Yes. Our kitchen is, in fact, lit by a disco bulb.
We then cut up and weighed the flesh on the kitchen scale. Each half was close in weight and the total weight of the pumpkin flesh was 6.616kg. We also weighed the gooey seeds, which came to 865g — so the total weight of everything was 7.481kg.
This means our estimates assuming that the density of pumpkin flesh is the same as the density of water were only out by somewhere in the range of 35 to 537 grams. However, the fact that the weight of the flesh is quite different from the volume measurements tells us that the density assumption isn’t really a valid one in the first place.
It’s also important when doing complex measurements this way to keep track of everything on a large piece of scrap paper – we chose a handily oversized engineers pizza box from dinner the night before for this job.
Our lovely pizza box. It’s family pizza sized.

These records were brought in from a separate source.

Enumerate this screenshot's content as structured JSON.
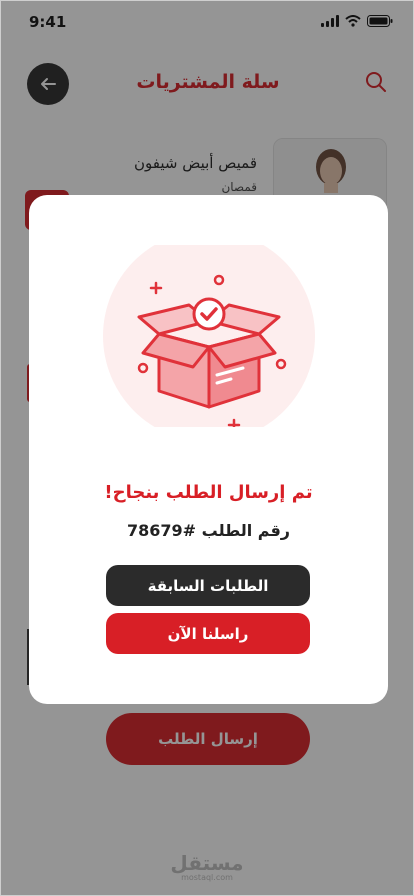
{
  "status_bar": {
    "time": "9:41"
  },
  "header": {
    "title": "سلة المشتريات"
  },
  "cart": {
    "items": [
      {
        "name": "قميص أبيض شيفون",
        "category": "قمصان"
      }
    ]
  },
  "footer": {
    "submit_label": "إرسال الطلب"
  },
  "watermark": {
    "main": "مستقل",
    "sub": "mostaql.com"
  },
  "modal": {
    "title": "تم إرسال الطلب بنجاح!",
    "order_number": "رقم الطلب #78679",
    "previous_orders_label": "الطلبات السابقة",
    "contact_label": "راسلنا الآن"
  },
  "colors": {
    "accent": "#d81f26",
    "dark": "#2b2b2b"
  },
  "icons": [
    "signal-icon",
    "wifi-icon",
    "battery-icon",
    "back-arrow-icon",
    "search-icon",
    "open-box-check-icon"
  ]
}
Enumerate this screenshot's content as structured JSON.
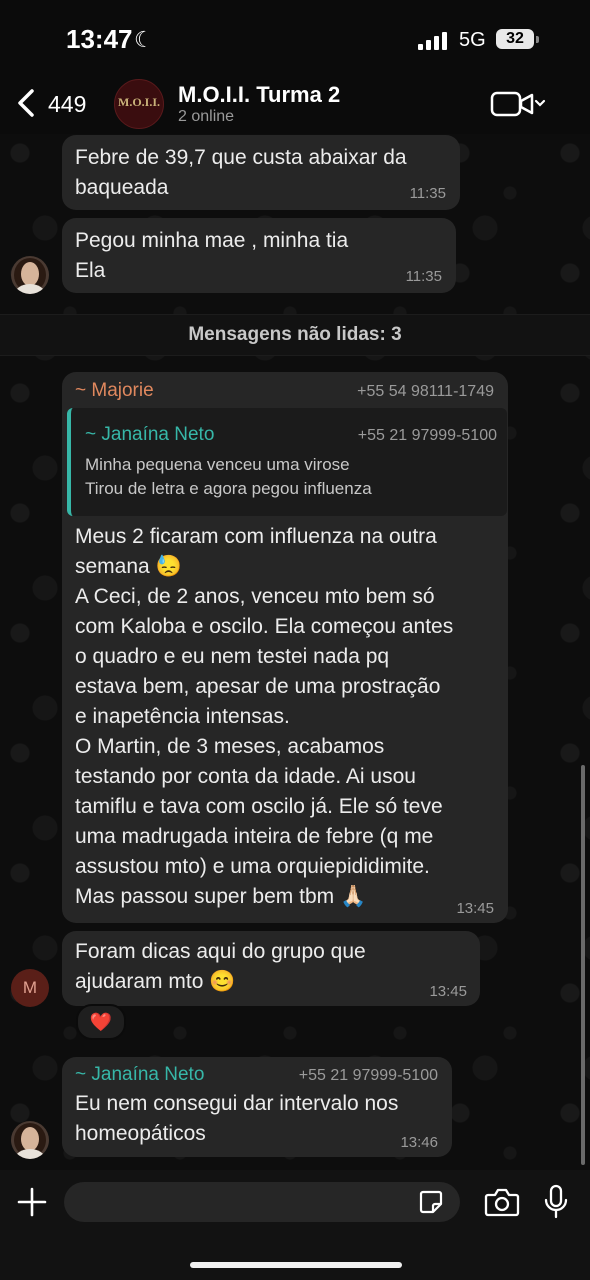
{
  "status_bar": {
    "time": "13:47",
    "network": "5G",
    "battery": "32"
  },
  "header": {
    "back_count": "449",
    "group_avatar_text": "M.O.I.I.",
    "group_name": "M.O.I.I. Turma 2",
    "online": "2 online"
  },
  "messages": [
    {
      "text": "Febre de 39,7 que custa abaixar da\nbaqueada",
      "time": "11:35"
    },
    {
      "text": "Pegou minha mae , minha tia\nEla",
      "time": "11:35"
    }
  ],
  "unread_label": "Mensagens não lidas: 3",
  "majorie_msg": {
    "sender": "~ Majorie",
    "phone": "+55 54 98111-1749",
    "quote": {
      "sender": "~ Janaína Neto",
      "phone": "+55 21 97999-5100",
      "text": "Minha pequena venceu uma virose\nTirou de letra e agora pegou influenza"
    },
    "text": "Meus 2 ficaram com influenza na outra\nsemana 😓\nA Ceci, de 2 anos, venceu mto bem só\ncom Kaloba e oscilo. Ela começou antes\no quadro e eu nem testei nada pq\nestava bem, apesar de uma prostração\ne inapetência intensas.\nO Martin, de 3 meses, acabamos\ntestando por conta da idade. Ai usou\ntamiflu e tava com oscilo já. Ele só teve\numa madrugada inteira de febre (q me\nassustou mto) e uma orquiepididimite.\nMas passou super bem tbm 🙏🏻",
    "time": "13:45"
  },
  "m_msg": {
    "avatar_letter": "M",
    "text": "Foram dicas aqui do grupo que\najudaram mto 😊",
    "time": "13:45",
    "reaction": "❤️"
  },
  "janaina_msg": {
    "sender": "~ Janaína Neto",
    "phone": "+55 21 97999-5100",
    "text": "Eu nem consegui dar intervalo nos\nhomeopáticos",
    "time": "13:46"
  },
  "colors": {
    "majorie": "#e0885e",
    "janaina": "#37b7a8",
    "bubble": "#262626",
    "background": "#0b0b0b"
  },
  "icons": [
    "moon-icon",
    "signal-icon",
    "back-chevron-icon",
    "video-call-icon",
    "plus-icon",
    "sticker-icon",
    "camera-icon",
    "mic-icon"
  ]
}
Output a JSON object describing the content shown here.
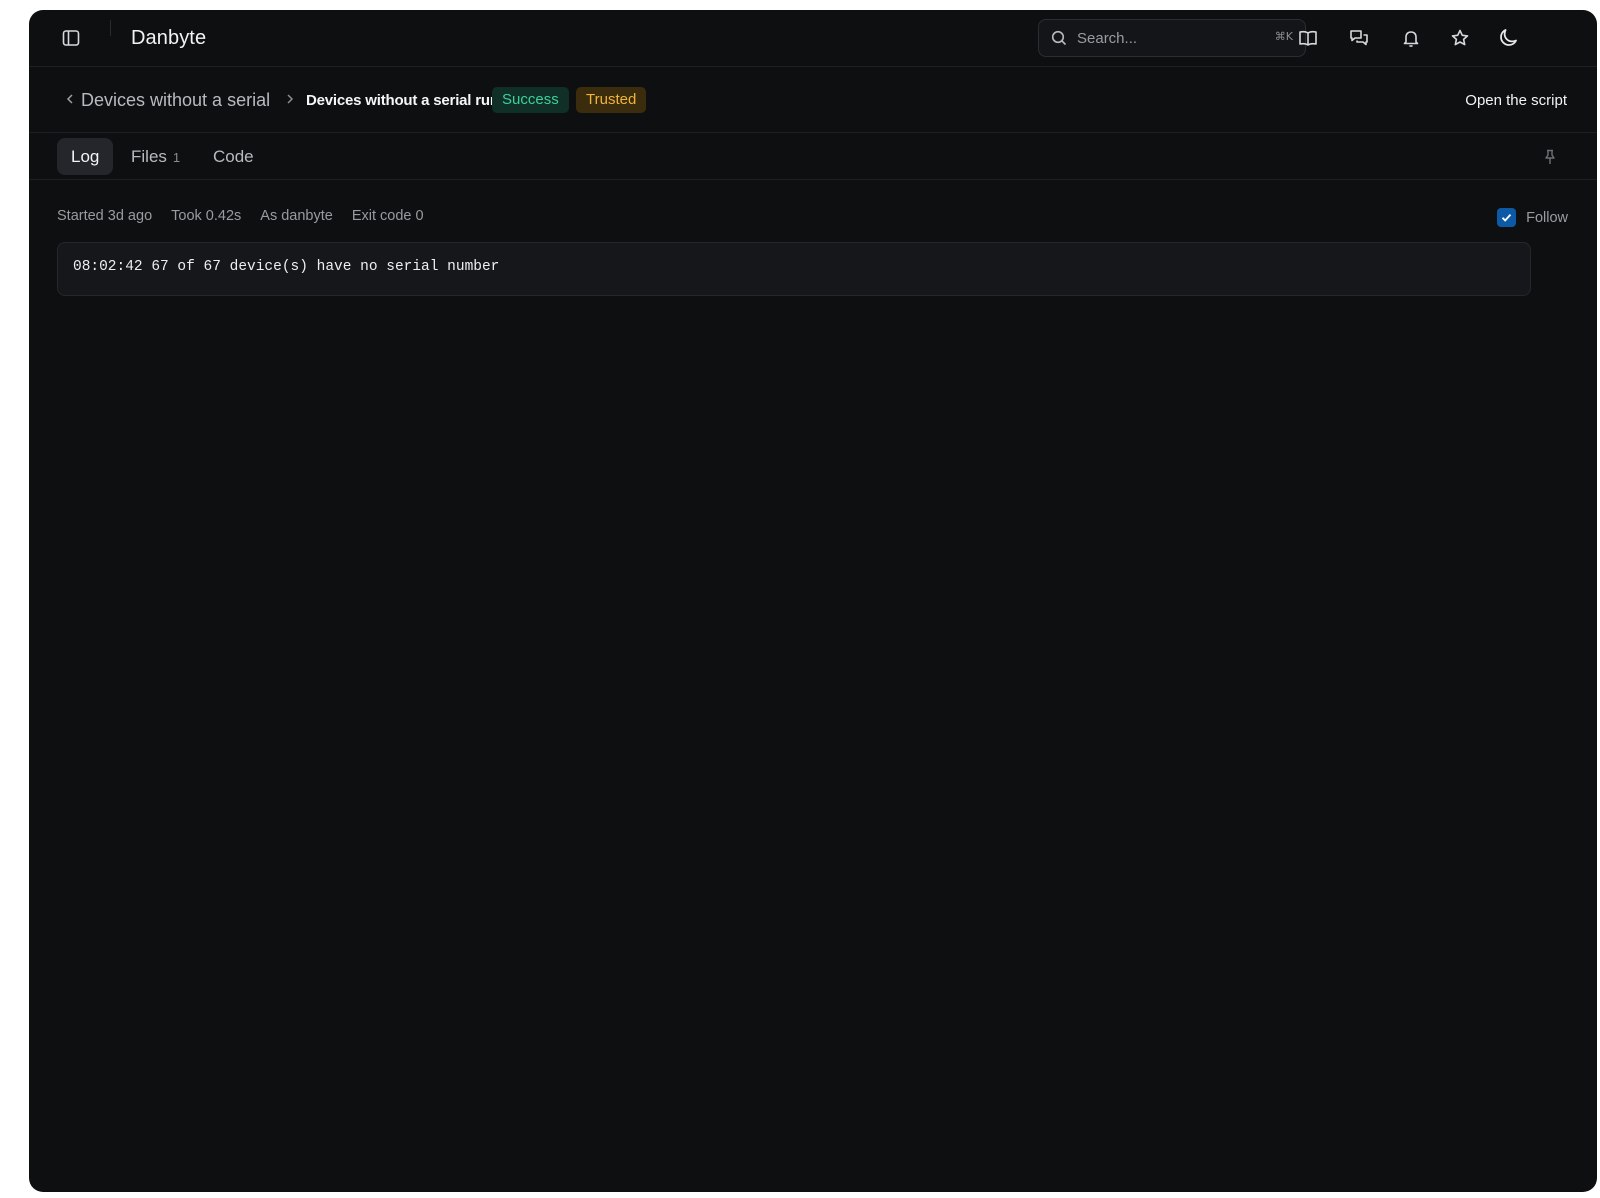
{
  "app": {
    "title": "Danbyte"
  },
  "search": {
    "placeholder": "Search...",
    "shortcut": "⌘K"
  },
  "header_icons": [
    "book-open-icon",
    "chat-icon",
    "bell-icon",
    "star-icon",
    "moon-icon"
  ],
  "breadcrumb": {
    "parent": "Devices without a serial",
    "current": "Devices without a serial run",
    "badges": [
      {
        "label": "Success",
        "color": "#3ecf9a"
      },
      {
        "label": "Trusted",
        "color": "#f0b43c"
      }
    ],
    "action": "Open the script"
  },
  "tabs": [
    {
      "label": "Log",
      "active": true
    },
    {
      "label": "Files",
      "count": "1"
    },
    {
      "label": "Code"
    }
  ],
  "meta": {
    "started": "Started 3d ago",
    "took": "Took 0.42s",
    "as_user": "As danbyte",
    "exit_code": "Exit code 0"
  },
  "follow": {
    "label": "Follow",
    "checked": true
  },
  "log": {
    "lines": [
      "08:02:42 67 of 67 device(s) have no serial number"
    ]
  },
  "colors": {
    "accent": "#0c5aa6",
    "background": "#0e0f11"
  }
}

And armed with that weights of the flesh and goo, we proceeded to figure out their densities by Archimedes’ principle. The density of pumpkin is 6.616kg/7.79L, which is approximately 0.849kg/L, and the density of the goo is 0.865kg/1.96L, which is approximately 0.444kg/L. All this came from the formulae:
Equations for relating the density and the volume to the weight.
- where here w is the weight of the pumpkin
- w(flesh) is the weight of the pumpkin flesh (here 6.616kg)
- w(goo) is the weight of the pumpkin seeds and goo (here 0.865kg)
- v is the volume of the pumpkin
- v(disp) is the amount of water it displaces in a container (here 12.5L)
- v(int) is the internal volume of the pumpkin, i.e the volume inside the pumpkin without the seeds (here 4.71L)
- v(air) is the internal volume of the pumpkin with the seeds left inside (here 2.75L, this is obtained by putting water inside the pumpkin BEFORE scooping out the seeds)
To recap, from this we found that d(flesh), the density of the flesh, is approximately 0.849 kg/L and d(goo), the density of the goo, is approximately 0.444 kg/L. From this calculation we can see the density of the flesh differs from that of water.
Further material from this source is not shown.